Faktanya, praktisi siber Teguh Aprianto mengumumkan Indonesia belum siap menghadapi serangan kejahatan siber . Berdasarkan data Periksadata.com, bilangan perkara kejahatan siber nyaris mencapai 6 miliar, tepatnya 5.909.691.104 tindakan hukum yang tersebut menyerang semua sektor, mulai dari pemerintahan, bisnis, hingga layanan publik.
“Masih sejumlah kelemahan serta kerentanan yang tersebut belum terlihat di area permukaan lalu perlu segera ditangani untuk menghindari kerugian yang tambahan besar,” kata Teguh usai menghadiri
Seminar Sekolah Sespimti Dikreg ke-33 bertema ‘Keamanan Siber di area Indonesia’ di area Sespim Polri Lembang, Daerah Bandung Barat (KBB).
Salah satu kejadian menonjol adalah serangan terhadap pusat data nasional sementara (PDNS) yang dimaksud mengekspose kelemahan infrastruktur keamanan siber di dalam Indonesia teristimewa pada hal proteksi data yang dimaksud dikelola pemerintah.
“Kasus-kasus kebocoran data besar-besaran seperti PDNS menunjukkan bahwa hambatan yang dimaksud tampak hanyalah sebagian kecil dari hambatan besar yang digunakan ada,” kata Teguh.

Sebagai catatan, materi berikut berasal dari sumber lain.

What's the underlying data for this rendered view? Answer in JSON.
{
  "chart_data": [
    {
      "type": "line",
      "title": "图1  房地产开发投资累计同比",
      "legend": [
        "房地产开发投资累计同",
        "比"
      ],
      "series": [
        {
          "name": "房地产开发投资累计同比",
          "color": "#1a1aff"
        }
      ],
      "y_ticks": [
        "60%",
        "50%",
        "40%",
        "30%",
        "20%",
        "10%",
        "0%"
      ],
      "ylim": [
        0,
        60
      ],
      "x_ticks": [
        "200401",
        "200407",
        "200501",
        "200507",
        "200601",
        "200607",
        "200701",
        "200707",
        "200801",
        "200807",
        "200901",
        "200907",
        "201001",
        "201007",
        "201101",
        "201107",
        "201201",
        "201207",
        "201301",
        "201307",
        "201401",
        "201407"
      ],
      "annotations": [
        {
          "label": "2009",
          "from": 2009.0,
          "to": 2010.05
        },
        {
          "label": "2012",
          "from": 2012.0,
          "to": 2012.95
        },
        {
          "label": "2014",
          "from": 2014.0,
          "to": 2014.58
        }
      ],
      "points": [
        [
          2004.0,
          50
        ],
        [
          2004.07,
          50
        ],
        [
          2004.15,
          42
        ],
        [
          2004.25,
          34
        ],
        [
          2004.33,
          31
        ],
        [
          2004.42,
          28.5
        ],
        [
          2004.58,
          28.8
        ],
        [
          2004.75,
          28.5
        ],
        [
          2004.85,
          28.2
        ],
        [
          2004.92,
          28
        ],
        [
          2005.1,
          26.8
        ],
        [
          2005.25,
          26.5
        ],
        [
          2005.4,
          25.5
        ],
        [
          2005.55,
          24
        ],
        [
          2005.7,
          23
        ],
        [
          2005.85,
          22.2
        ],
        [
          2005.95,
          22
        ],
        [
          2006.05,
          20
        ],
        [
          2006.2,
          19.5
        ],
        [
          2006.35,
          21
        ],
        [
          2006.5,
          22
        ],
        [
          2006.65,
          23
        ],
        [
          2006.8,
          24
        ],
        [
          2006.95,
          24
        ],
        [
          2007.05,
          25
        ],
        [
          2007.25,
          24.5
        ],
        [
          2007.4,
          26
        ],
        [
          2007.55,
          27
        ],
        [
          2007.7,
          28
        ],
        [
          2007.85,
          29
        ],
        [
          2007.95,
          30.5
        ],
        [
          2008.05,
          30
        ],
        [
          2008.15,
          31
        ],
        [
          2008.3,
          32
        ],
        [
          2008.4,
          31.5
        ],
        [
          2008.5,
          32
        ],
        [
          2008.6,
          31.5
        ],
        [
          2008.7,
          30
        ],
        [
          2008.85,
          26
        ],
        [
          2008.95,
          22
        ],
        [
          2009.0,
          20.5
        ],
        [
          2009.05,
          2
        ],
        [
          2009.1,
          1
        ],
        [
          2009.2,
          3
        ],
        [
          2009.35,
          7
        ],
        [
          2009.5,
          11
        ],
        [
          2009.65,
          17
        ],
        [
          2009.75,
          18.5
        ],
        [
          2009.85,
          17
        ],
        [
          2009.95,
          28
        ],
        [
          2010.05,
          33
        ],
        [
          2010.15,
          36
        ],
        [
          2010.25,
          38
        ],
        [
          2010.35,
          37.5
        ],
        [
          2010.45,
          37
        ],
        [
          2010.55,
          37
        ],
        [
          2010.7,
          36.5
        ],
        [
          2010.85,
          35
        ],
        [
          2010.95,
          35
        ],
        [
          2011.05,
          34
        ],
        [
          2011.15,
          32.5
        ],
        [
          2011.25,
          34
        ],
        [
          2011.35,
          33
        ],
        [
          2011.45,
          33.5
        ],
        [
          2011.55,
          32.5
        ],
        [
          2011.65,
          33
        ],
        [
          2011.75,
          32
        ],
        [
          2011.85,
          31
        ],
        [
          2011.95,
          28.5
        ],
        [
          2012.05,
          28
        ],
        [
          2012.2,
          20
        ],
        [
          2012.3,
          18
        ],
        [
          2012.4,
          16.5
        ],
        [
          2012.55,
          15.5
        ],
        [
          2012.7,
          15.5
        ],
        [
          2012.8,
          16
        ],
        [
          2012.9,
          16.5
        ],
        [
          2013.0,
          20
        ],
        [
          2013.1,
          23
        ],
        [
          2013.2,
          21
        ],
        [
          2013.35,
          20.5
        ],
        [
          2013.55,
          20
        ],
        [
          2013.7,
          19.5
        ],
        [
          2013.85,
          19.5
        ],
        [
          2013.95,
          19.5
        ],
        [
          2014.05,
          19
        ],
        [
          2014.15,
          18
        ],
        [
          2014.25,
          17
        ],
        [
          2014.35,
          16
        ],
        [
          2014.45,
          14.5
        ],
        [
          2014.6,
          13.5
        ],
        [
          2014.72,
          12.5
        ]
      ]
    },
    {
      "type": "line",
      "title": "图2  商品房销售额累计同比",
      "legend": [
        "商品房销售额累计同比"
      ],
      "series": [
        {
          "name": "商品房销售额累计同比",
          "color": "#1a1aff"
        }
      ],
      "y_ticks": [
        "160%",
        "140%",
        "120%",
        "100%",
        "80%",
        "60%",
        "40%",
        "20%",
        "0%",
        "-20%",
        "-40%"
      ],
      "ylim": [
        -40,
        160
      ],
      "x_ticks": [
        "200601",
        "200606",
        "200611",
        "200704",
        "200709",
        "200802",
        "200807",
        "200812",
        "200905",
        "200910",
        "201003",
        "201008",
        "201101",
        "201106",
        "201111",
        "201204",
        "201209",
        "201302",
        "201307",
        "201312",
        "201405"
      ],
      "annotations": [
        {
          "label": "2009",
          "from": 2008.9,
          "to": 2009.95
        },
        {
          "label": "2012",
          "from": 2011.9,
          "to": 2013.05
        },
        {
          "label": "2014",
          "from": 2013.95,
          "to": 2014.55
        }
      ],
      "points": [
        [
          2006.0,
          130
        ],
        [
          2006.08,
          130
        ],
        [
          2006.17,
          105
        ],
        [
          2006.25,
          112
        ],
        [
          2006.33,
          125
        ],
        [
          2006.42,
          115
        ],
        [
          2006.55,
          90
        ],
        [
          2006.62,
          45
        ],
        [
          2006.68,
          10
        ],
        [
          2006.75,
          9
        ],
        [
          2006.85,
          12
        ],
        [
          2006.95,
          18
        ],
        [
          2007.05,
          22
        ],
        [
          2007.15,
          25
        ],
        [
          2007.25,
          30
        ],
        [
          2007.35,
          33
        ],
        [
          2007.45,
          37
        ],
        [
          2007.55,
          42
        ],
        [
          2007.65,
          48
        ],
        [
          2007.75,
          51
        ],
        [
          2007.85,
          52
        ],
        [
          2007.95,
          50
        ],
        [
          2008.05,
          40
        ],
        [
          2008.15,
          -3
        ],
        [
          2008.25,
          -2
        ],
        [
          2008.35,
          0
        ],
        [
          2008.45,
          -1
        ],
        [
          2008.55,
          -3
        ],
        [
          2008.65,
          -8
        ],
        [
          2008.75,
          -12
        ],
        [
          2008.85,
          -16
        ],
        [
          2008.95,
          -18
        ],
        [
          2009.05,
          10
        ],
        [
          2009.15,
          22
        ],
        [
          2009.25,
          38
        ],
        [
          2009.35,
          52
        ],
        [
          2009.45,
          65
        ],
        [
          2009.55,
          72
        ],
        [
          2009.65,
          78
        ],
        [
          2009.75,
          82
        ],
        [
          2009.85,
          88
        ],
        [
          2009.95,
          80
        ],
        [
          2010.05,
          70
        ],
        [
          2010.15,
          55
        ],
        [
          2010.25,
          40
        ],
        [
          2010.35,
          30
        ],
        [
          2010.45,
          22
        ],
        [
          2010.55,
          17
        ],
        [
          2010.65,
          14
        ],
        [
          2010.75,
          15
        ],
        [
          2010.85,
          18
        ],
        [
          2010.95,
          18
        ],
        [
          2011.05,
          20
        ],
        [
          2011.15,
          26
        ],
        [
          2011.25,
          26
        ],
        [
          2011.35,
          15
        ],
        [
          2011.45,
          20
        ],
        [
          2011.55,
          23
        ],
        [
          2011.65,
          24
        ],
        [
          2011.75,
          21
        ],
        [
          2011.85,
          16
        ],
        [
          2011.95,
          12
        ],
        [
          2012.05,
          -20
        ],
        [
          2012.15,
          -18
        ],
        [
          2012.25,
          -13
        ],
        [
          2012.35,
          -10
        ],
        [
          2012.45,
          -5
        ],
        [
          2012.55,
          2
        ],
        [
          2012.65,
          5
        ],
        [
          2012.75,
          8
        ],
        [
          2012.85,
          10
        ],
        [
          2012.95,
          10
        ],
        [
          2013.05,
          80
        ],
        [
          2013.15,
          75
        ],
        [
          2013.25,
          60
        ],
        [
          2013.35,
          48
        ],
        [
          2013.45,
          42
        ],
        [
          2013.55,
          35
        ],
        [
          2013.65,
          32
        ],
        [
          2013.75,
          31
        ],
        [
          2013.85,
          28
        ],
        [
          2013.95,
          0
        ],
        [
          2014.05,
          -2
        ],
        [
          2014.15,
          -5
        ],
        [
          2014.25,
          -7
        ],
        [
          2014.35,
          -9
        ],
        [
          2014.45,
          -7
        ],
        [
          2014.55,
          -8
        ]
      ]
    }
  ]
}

Menurut dia, tindakan hukum kebocoran data dan juga serangan siber besar-besaran menjadi bukti nyata bahwa Indonesia belum siap menghadapi serangan siber yang digunakan semakin canggih. Insiden-insiden ini, kata Teguh, merupakan fenomena puncak gunung es dari kesulitan yang digunakan jarak jauh lebih besar besar kemudian mendalam.
Ia mengatakan, kelemahan pada kesadaran, investasi, regulasi kemudian penegakan hukum juga kurangnya kerjasama serta koordinasi antar berbagai instansi menjadi penyebab
Indonesia sangat rentan terhadap serangan siber.
“Masih berbagai kelemahan lalu kerentanan yang digunakan belum terlihat di tempat permukaan juga perlu segera ditangani untuk menjaga dari kerugian yang tersebut tambahan besar,” kata Teguh.
Sementara tentang serangan acak atau random, jumlahnya lebih tinggi besar lagi. Bahkan di sehari, bisa jadi mencapai banyak juga hingga miliaran serangan siber ke Indonesia.